Second, in the past King's daughters accused Toney of elder abuse and burglary of King's property. A Las Vegas judge dismissed both of those claims. The daughters have also accused Toney of keeping them, as well as the rest of their family, away from their father and of stealing their father's money. Toney argued that it was the personal decision of King to not have those family members nearby. These claims were sent to the Clark County District Court, and on June 25th Clark County District Judge Gloria Sturman ruled that Toney would remain the personal representative of King's estate.

Along with the challenge to Toney's appointment, King's family has also made several other contentions. The daughters claim that there is a second will in existence. The Las Vegas attorney, who drafted King's will in 2007, said he is unaware of any other wills existing. This claim was echoed by Toney.

There are also disputes about the value of King's estate on his passing. In a running theme of who is putting up the biggest obstacles for a personal representative, King's daughters claim the estate is worth between $5 and $10 million. The basis of their claim is the undervaluation of the intellectual property rights to King's music. While this claim is disputed by Toney and her attorneys, a court document filed in April related to the abuse allegations valued one bank account at around $5 million in 2014, and a home at $330,000.

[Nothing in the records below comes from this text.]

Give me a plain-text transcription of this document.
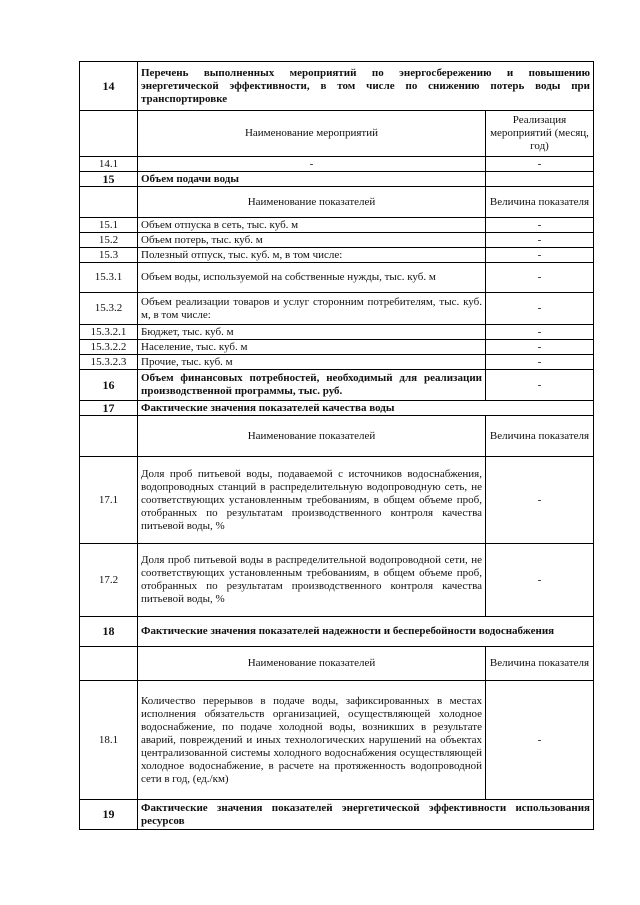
14	Перечень выполненных мероприятий по энергосбережению и повышению энергетической эффективности, в том числе по снижению потерь воды при транспортировке	
	Наименование мероприятий	Реализация мероприятий (месяц, год)
14.1	-	-
15	Объем подачи воды	
	Наименование показателей	Величина показателя
15.1	Объем отпуска в сеть, тыс. куб. м	-
15.2	Объем потерь, тыс. куб. м	-
15.3	Полезный отпуск, тыс. куб. м, в том числе:	-
15.3.1	Объем воды, используемой на собственные нужды, тыс. куб. м	-
15.3.2	Объем реализации товаров и услуг сторонним потребителям, тыс. куб. м, в том числе:	-
15.3.2.1	Бюджет, тыс. куб. м	-
15.3.2.2	Население, тыс. куб. м	-
15.3.2.3	Прочие, тыс. куб. м	-
16	Объем финансовых потребностей, необходимый для реализации производственной программы, тыс. руб.	-
17	Фактические значения показателей качества воды	
	Наименование показателей	Величина показателя
17.1	Доля проб питьевой воды, подаваемой с источников водоснабжения, водопроводных станций в распределительную водопроводную сеть, не соответствующих установленным требованиям, в общем объеме проб, отобранных по результатам производственного контроля качества питьевой воды, %	-
17.2	Доля проб питьевой воды в распределительной водопроводной сети, не соответствующих установленным требованиям, в общем объеме проб, отобранных по результатам производственного контроля качества питьевой воды, %	-
18	Фактические значения показателей надежности и бесперебойности водоснабжения	
	Наименование показателей	Величина показателя
18.1	Количество перерывов в подаче воды, зафиксированных в местах исполнения обязательств организацией, осуществляющей холодное водоснабжение, по подаче холодной воды, возникших в результате аварий, повреждений и иных технологических нарушений на объектах централизованной системы холодного водоснабжения осуществляющей холодное водоснабжение, в расчете на протяженность водопроводной сети в год, (ед./км)	-
19	Фактические значения показателей энергетической эффективности использования ресурсов	
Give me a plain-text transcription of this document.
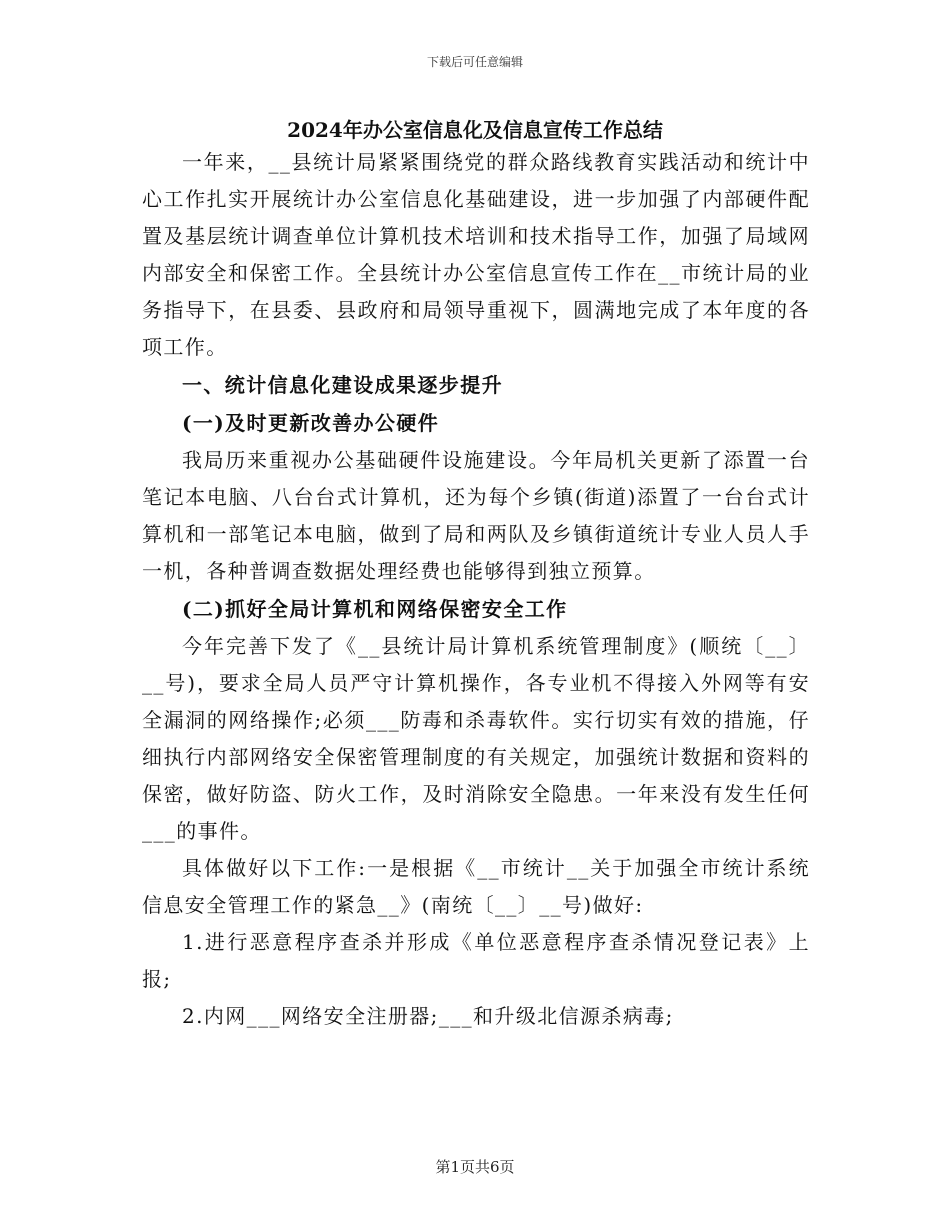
下载后可任意编辑
2024年办公室信息化及信息宣传工作总结

一年来，__县统计局紧紧围绕党的群众路线教育实践活动和统计中心工作扎实开展统计办公室信息化基础建设，进一步加强了内部硬件配置及基层统计调查单位计算机技术培训和技术指导工作，加强了局域网内部安全和保密工作。全县统计办公室信息宣传工作在__市统计局的业务指导下，在县委、县政府和局领导重视下，圆满地完成了本年度的各项工作。

一、统计信息化建设成果逐步提升

(一)及时更新改善办公硬件

我局历来重视办公基础硬件设施建设。今年局机关更新了添置一台笔记本电脑、八台台式计算机，还为每个乡镇(街道)添置了一台台式计算机和一部笔记本电脑，做到了局和两队及乡镇街道统计专业人员人手一机，各种普调查数据处理经费也能够得到独立预算。

(二)抓好全局计算机和网络保密安全工作

今年完善下发了《__县统计局计算机系统管理制度》(顺统〔__〕__号)，要求全局人员严守计算机操作，各专业机不得接入外网等有安全漏洞的网络操作;必须___防毒和杀毒软件。实行切实有效的措施，仔细执行内部网络安全保密管理制度的有关规定，加强统计数据和资料的保密，做好防盗、防火工作，及时消除安全隐患。一年来没有发生任何___的事件。

具体做好以下工作:一是根据《__市统计__关于加强全市统计系统信息安全管理工作的紧急__》(南统〔__〕__号)做好:

1.进行恶意程序查杀并形成《单位恶意程序查杀情况登记表》上报;

2.内网___网络安全注册器;___和升级北信源杀病毒;

第1页共6页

Toney's attorney defense to the claims is that most of King's estate is in trust. Toney, in many of her responses to the claims above, cites the terms of King's trust as the reason his descendants are upset about the proceedings. The terms of King's trust left between only $3,000 and $5,000 to his children and grandchildren. The lack of inheritance is likely one motivating factor for many of King's children. However, King did leave a larger amount to help his descendants pay for college and other related expenses.

There still much to be decided with respect to King's estate. Given the level of discorded between Toney and some of King's children prior to and after his death and a substantial estate at stake, the proceedings will likely carry on for several more years.